After a switch to Linux, IT shop modernizes 15-year-old Cobol system without altering code
- By Rutrell Yasin
- Oct 12, 2009
The U.S. Postal Service’s Product Tracking System is the heart and soul of its delivery process, with an interface familiar to anyone who has gone to USPS.com to track or confirm delivery of a letter or package.
To address growing demands from customers for increased visibility of their packages as they travel through the postal network, USPS needed to upgrade its 15-year-old mainframe-based PTS to increase the number of packages the system could process. Moreover, officials were looking to ensure low-cost scalability to meet future demands and provide more detailed information capabilities for customers.
Several options were considered, said John Byrne, manager of application development and head of USPS’ Integrated Business Solutions Centers. Adding more processing power to the mainframe system seemed like a straightforward approach, but officials decided it would be too costly.
Behind The interface: USPS developers working with a Cobol compiler for Linux were able to modernize functions a piece at a time.
Other options, such as moving the PTS application to less expensive commodity hardware or rewriting the application in another language and putting it on new servers, were also deemed too expensive, time-consuming and risky.
USPS officials didn’t want to lose valuable business logic developed over 15 years, so they chose to deploy PTS within the existing mainframe environment – running the legacy Cobol application through modernization software – without altering any lines of code, Byrne said.
The move fits in with USPS’ larger plan to standardize on the open-source and less expensive Linux operating system, he said. By moving PTS from the proprietary and more expensive side of the mainframe to the portion running Linux, USPS officials realized they could cut down on software costs.
IBM ported Linux to its mainframe series several years ago as a way for organizations to consolidate workloads. IBM now offers System Z series mainframes that are pure Linux and others that are a mixture of propriety and Linux operating systems.
USPS had to find a way to take source code written in Cobol and reuse it on Linux. Cobol was created 50 years ago to mimic the way people talked. So instead of developers writing in machine code, they could write instructions in English, Byrne said.
The Postal Service opted to use Micro Focus Studio for Enterprise Edition, which contains a compiler for Linux that takes the Cobol source code and converts it into an executable that will run on Linux, he said.
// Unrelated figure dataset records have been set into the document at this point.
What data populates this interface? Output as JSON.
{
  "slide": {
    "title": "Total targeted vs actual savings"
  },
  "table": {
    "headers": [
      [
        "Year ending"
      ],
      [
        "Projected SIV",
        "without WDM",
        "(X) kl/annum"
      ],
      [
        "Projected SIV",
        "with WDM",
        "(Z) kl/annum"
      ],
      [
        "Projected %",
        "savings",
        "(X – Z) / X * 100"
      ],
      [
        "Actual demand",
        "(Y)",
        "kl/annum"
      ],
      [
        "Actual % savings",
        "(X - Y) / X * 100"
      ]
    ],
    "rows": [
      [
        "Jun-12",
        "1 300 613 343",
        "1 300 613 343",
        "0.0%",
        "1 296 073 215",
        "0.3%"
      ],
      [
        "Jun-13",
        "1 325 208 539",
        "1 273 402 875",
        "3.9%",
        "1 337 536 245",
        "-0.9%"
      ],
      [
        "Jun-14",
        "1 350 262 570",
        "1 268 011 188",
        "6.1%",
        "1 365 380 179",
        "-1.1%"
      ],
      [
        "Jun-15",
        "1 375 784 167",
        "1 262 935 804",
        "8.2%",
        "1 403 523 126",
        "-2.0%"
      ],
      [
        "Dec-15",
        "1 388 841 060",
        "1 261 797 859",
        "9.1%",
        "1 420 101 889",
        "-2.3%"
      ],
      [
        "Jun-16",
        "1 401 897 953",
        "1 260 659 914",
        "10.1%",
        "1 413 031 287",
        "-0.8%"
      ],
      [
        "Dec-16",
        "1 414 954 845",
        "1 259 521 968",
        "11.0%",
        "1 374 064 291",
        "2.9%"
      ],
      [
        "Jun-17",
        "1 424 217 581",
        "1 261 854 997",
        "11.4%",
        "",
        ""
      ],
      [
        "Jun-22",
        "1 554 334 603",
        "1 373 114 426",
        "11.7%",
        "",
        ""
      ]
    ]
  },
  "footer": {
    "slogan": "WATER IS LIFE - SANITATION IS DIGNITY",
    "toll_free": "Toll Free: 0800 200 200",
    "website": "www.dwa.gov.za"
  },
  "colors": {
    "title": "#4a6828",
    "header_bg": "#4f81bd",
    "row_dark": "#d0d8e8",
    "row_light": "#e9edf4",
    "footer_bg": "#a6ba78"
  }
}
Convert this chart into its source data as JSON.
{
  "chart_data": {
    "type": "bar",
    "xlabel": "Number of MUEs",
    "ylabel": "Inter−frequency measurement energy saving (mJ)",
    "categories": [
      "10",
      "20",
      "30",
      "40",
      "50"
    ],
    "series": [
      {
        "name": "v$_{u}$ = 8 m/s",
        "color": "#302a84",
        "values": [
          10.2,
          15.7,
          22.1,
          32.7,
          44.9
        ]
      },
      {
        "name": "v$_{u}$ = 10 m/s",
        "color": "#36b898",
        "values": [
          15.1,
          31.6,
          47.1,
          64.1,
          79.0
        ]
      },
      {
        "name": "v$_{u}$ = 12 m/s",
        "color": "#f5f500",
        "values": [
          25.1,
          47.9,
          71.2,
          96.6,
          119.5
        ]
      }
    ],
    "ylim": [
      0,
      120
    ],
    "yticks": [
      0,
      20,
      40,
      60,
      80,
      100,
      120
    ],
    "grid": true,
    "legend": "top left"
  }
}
Micro Focus’ compiler takes applications and modernizes them in a framework called the Integrated Facility for Linux (IFL), a co-processor within the IBM Z series.
IFL lets developers take applications that might traditionally be transferred to a server environment and keeps them within the mainframe without the expenses of a large enterprise system.
Running Linux workloads on IFL does not result in increased IBM software charges for System Z operating systems and middleware, IBM officials said.
By using the Cobol compiler for Linux, USPS can perform tasks a piece at a time, Byrne said. PTS has 56 transaction types, such as acceptance scans and delivery confirmations, which have now all been migrated to Linux.
The move to Linux helps the USPS' business and marketing departments expand the number of events inserted into PTS’ database. Events are transactions that occur at the service's retail counters, such as shipping and picking up packages or the delivery of priority mail by carriers to businesses and residences. The mail is scanned to confirm delivery, and that information is sent to the PTS database.
USPS is inserting 40 million events a day, Byrne said.
“These improvements to the Postal Service's Product Tracking System will enhance ease of use for our customers with increased tracking events and visibility of their packages as they travel through the Postal Service's vast delivery network,” said Gary Reblin, USPS vice president for Expedited Shipping.
“The USPS IT team successfully enhanced our ability to provide best-in-class tracking visibility to our customers and shipping partners,” he said.
The move to Linux has required USPS to retrain some of its technical staff members and bring in contractors with Linux experience.
Technical people are accustomed to the technology they grew up on and trained on, Byrne noted. “Technical people will use the bag of tricks that they have experience with, and this was a new bag of tricks,” he said.
Staff members had to learn new technologies in order to make the project work, which took them out of their comfort zones, Byrne said. “They wanted to solve [problems] using the old ways, and the old ways are too costly.”
“We had to rethink that and retool people and actually bring in new resources such as contracting firms,” he said, and IT infrastructure people have undergone Linux training over the past nine months.